Pour Béthel Mandékor, spécialiste des questions géopolitiques en Afrique et dans le monde, la tournée africaine du ministre chinois des Affaires étrangères, Wang Yi, qui s’est achevée le 9 janvier dernier, témoigne d’un intérêt stratégique de la Chine pour l’Afrique, en plus de renforcer les liens diplomatiques et commerciaux entre Pékin et plusieurs pays du continent[1].
Plusieurs journalistes ont à cet égard analysé la visite du ministre chinois en Afrique en montrant comment chaque étape suivait une logique d’exploitation de ressources locales pour servir les intérêts de Pékin[2]. Alors que la Chine continue de s’implanter plus profondément en Afrique, des critiques émergent sur les méthodes employées, souvent perçues comme des formes d’exploitation, allant parfois jusqu’à des pratiques douteuses, voire de pillage.
L’Afrique, un réservoir de ressources pour la Chine
La tournée de Wang Yi intervient à un moment où la Chine intensifie ses efforts pour sécuriser son approvisionnement en ressources naturelles essentielles à son modèle économique. Faut-il le souligner, l’industrie chinoise dépend largement des ressources naturelles africaines, en particulier dans les secteurs de l’énergie et des technologies de pointe. Le cobalt, le lithium, le cuivre et d’autres minéraux, présents en grande quantité en Afrique, sont vitaux pour les industries chinoises, notamment celles liées à la fabrication de batteries et de véhicules électriques.
La stratégie de la Chine repose en grande partie sur l’exploitation de ces ressources en Afrique, dans le cadre de contrats commerciaux et de projets d’infrastructure, souvent à travers des entreprises d’État. Ce modèle permet à Pékin de contrôler une part significative des matières premières nécessaires à sa croissance industrielle. Mais cette recherche incessante de ressources n’est pas sans conséquences, tant pour l’environnement que pour les populations locales.
Par cette visite de Wang Yi, en Namibie, au Congo, au Tchad[3] et au Nigeria[4], la Chine cible ainsi stratégiquement les minerais critiques (lithium[5], uranium, pétrole[6]), les terres rares et les ressources énergétiques, proposant des investissements massifs en infrastructures (projets ferroviaires[7], centrales électriques, barrages) comme monnaie d’échange pour un accès privilégié aux matières premières.
Cet impérialisme économique où les pays africains deviennent progressivement dépendants des investissements chinois, sans réel bénéfice à long terme[8]. Les projets d’infrastructure servent principalement les intérêts de Pékin : sécuriser des routes commerciales, faciliter l’extraction des ressources et étendre son influence géopolitique, tout en maintenant ces États dans une situation de subordination économique subtile mais efficace.

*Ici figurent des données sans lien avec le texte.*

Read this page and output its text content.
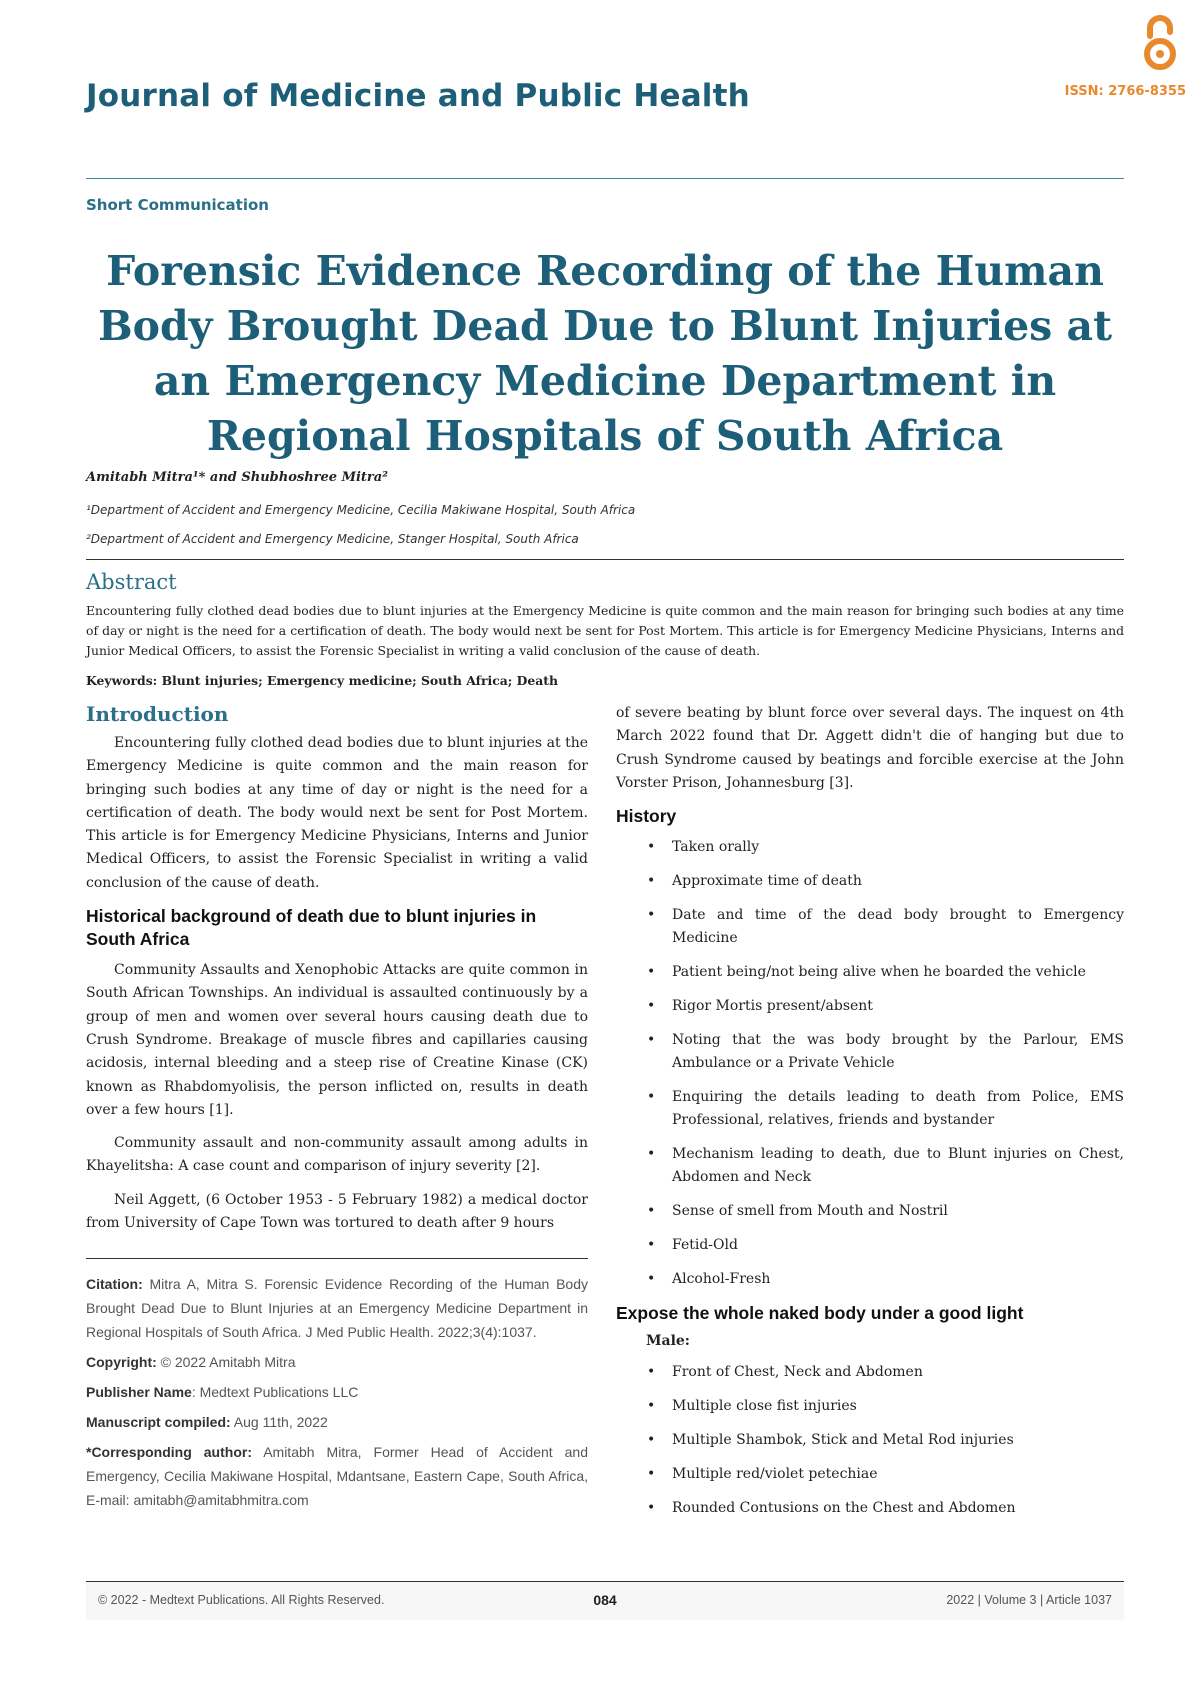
Journal of Medicine and Public Health	ISSN: 2766-8355
Short Communication
Forensic Evidence Recording of the Human Body Brought Dead Due to Blunt Injuries at an Emergency Medicine Department in Regional Hospitals of South Africa
Amitabh Mitra¹* and Shubhoshree Mitra²
¹Department of Accident and Emergency Medicine, Cecilia Makiwane Hospital, South Africa
²Department of Accident and Emergency Medicine, Stanger Hospital, South Africa
Abstract
Encountering fully clothed dead bodies due to blunt injuries at the Emergency Medicine is quite common and the main reason for bringing such bodies at any time of day or night is the need for a certification of death. The body would next be sent for Post Mortem. This article is for Emergency Medicine Physicians, Interns and Junior Medical Officers, to assist the Forensic Specialist in writing a valid conclusion of the cause of death.
Keywords: Blunt injuries; Emergency medicine; South Africa; Death
Introduction

Encountering fully clothed dead bodies due to blunt injuries at the Emergency Medicine is quite common and the main reason for bringing such bodies at any time of day or night is the need for a certification of death. The body would next be sent for Post Mortem. This article is for Emergency Medicine Physicians, Interns and Junior Medical Officers, to assist the Forensic Specialist in writing a valid conclusion of the cause of death.

Historical background of death due to blunt injuries in South Africa

Community Assaults and Xenophobic Attacks are quite common in South African Townships. An individual is assaulted continuously by a group of men and women over several hours causing death due to Crush Syndrome. Breakage of muscle fibres and capillaries causing acidosis, internal bleeding and a steep rise of Creatine Kinase (CK) known as Rhabdomyolisis, the person inflicted on, results in death over a few hours [1].

Community assault and non-community assault among adults in Khayelitsha: A case count and comparison of injury severity [2].

Neil Aggett, (6 October 1953 - 5 February 1982) a medical doctor from University of Cape Town was tortured to death after 9 hours

Citation: Mitra A, Mitra S. Forensic Evidence Recording of the Human Body Brought Dead Due to Blunt Injuries at an Emergency Medicine Department in Regional Hospitals of South Africa. J Med Public Health. 2022;3(4):1037.

Copyright: © 2022 Amitabh Mitra

Publisher Name: Medtext Publications LLC

Manuscript compiled: Aug 11th, 2022

*Corresponding author: Amitabh Mitra, Former Head of Accident and Emergency, Cecilia Makiwane Hospital, Mdantsane, Eastern Cape, South Africa, E-mail: amitabh@amitabhmitra.com

of severe beating by blunt force over several days. The inquest on 4th March 2022 found that Dr. Aggett didn't die of hanging but due to Crush Syndrome caused by beatings and forcible exercise at the John Vorster Prison, Johannesburg [3].

History
• Taken orally
• Approximate time of death
• Date and time of the dead body brought to Emergency Medicine
• Patient being/not being alive when he boarded the vehicle
• Rigor Mortis present/absent
• Noting that the was body brought by the Parlour, EMS Ambulance or a Private Vehicle
• Enquiring the details leading to death from Police, EMS Professional, relatives, friends and bystander
• Mechanism leading to death, due to Blunt injuries on Chest, Abdomen and Neck
• Sense of smell from Mouth and Nostril
• Fetid-Old
• Alcohol-Fresh
Expose the whole naked body under a good light
Male:
• Front of Chest, Neck and Abdomen
• Multiple close fist injuries
• Multiple Shambok, Stick and Metal Rod injuries
• Multiple red/violet petechiae
• Rounded Contusions on the Chest and Abdomen
© 2022 - Medtext Publications. All Rights Reserved.	084	2022 | Volume 3 | Article 1037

Une exploitation des ressources souvent critiquée
Si les investissements chinois en Afrique sont présentés comme un moyen de soutenir le développement du continent, leur impact soulève des inquiétudes croissantes. Des pratiques d’extraction peu scrupuleuses et une gestion négligente des ressources naturelles sont fréquemment signalées. Des rapports soulignent que certaines entreprises chinoises ne respectent pas toujours les normes environnementales ou sociales[9] en vigueur dans les pays africains[10].

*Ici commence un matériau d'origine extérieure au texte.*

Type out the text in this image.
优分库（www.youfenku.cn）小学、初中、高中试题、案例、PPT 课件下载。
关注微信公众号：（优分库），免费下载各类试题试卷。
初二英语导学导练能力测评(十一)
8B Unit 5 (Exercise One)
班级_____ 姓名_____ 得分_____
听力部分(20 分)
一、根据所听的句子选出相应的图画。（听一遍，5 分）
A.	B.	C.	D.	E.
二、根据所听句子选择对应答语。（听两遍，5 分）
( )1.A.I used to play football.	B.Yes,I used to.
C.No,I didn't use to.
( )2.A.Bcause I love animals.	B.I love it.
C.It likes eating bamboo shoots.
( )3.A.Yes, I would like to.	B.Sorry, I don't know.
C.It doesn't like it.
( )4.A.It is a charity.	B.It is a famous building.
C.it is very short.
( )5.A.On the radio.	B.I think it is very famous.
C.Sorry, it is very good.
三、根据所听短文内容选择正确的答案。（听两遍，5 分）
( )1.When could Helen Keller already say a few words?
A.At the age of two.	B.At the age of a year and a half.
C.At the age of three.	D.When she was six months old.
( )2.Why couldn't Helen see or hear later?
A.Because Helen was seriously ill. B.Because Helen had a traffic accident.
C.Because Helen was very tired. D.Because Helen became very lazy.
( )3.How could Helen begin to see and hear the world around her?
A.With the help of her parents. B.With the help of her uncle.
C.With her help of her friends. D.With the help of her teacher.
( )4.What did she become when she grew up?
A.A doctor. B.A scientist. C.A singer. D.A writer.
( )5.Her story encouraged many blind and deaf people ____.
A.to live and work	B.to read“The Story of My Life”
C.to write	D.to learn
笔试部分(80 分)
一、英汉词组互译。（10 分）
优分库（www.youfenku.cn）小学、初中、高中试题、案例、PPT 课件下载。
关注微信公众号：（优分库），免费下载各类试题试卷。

Ces pratiques incluent, entre autres, des conditions de travail précaires, un faible respect des droits des travailleurs et des dégâts environnementaux importants, notamment dans les mines de cobalt en République Démocratique du Congo[11].
Les accords commerciaux entre la Chine et certains pays africains sont souvent accusés de favoriser les intérêts chinois au détriment des bénéfices pour les populations locales. Les autorités africaines, en quête de financement pour leurs projets d’infrastructure, signent parfois des contrats qui ne garantissent pas une gestion équitable des ressources.

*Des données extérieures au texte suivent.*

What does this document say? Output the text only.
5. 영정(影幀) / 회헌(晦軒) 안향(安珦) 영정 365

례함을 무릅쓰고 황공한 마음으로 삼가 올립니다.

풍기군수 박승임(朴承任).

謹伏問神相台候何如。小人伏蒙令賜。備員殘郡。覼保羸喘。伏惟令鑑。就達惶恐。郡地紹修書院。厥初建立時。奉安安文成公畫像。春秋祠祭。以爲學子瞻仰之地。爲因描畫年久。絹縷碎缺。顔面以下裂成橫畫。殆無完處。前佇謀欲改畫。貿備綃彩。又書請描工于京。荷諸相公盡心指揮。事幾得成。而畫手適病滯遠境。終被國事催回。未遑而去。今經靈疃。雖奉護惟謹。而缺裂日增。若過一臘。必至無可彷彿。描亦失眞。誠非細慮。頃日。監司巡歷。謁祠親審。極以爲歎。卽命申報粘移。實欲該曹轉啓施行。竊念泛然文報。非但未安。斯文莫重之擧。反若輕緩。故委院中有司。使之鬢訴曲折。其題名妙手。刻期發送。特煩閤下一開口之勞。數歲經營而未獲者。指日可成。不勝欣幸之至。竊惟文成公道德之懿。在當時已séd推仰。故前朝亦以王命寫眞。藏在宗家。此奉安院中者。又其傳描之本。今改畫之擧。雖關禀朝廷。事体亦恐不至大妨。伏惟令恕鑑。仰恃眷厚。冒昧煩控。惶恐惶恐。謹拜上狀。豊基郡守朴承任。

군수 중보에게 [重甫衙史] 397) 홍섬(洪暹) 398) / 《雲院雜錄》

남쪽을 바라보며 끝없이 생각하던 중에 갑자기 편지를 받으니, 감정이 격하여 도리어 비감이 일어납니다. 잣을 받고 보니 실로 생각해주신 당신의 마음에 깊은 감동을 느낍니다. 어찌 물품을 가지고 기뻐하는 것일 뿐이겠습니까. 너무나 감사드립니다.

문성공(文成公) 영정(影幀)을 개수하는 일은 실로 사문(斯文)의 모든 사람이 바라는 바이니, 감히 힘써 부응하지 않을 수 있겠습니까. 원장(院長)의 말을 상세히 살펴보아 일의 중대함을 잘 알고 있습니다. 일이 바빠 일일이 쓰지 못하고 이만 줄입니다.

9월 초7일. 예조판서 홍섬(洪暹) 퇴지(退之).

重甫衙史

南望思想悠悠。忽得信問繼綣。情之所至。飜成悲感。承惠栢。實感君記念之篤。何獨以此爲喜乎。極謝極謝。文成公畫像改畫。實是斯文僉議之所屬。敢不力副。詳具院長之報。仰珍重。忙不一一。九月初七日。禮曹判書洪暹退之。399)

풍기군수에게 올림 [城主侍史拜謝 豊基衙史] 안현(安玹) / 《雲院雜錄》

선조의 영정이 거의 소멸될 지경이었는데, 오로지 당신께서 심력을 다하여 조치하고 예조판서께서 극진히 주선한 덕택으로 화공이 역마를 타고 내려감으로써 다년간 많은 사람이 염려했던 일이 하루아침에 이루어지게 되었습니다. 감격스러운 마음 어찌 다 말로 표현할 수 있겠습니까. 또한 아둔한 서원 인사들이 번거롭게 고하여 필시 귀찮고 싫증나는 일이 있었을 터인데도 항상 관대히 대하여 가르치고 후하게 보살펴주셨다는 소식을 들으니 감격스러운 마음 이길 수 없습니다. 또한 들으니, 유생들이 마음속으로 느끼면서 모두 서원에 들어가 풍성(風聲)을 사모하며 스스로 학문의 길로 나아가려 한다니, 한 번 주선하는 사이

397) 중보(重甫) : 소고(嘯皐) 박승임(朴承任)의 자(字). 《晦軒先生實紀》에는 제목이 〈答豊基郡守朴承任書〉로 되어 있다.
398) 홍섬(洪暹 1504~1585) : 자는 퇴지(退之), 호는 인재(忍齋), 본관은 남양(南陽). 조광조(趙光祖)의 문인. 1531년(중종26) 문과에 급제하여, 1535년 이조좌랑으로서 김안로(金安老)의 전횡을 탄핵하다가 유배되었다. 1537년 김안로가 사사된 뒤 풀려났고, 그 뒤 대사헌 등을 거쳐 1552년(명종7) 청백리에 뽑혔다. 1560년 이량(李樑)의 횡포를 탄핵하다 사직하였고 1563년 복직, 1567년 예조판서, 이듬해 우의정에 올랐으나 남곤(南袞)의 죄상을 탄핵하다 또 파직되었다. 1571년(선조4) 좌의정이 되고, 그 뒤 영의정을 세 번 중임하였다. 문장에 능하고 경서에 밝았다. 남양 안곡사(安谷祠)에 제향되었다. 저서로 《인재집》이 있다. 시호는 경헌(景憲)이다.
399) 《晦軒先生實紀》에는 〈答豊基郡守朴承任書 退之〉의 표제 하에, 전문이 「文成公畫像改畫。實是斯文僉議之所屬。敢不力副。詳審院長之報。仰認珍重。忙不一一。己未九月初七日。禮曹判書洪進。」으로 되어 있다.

Dans certains cas, ces accords sont même perçus comme des formes de « pillage légal » des ressources naturelles de l’Afrique, sans que les pays producteurs en tirent des bénéfices durables[12]. L’exploitation des ressources se fait souvent dans des conditions où la part revenant aux populations locales est marginale, et où les retombées économiques pour les pays hôtes sont limitées.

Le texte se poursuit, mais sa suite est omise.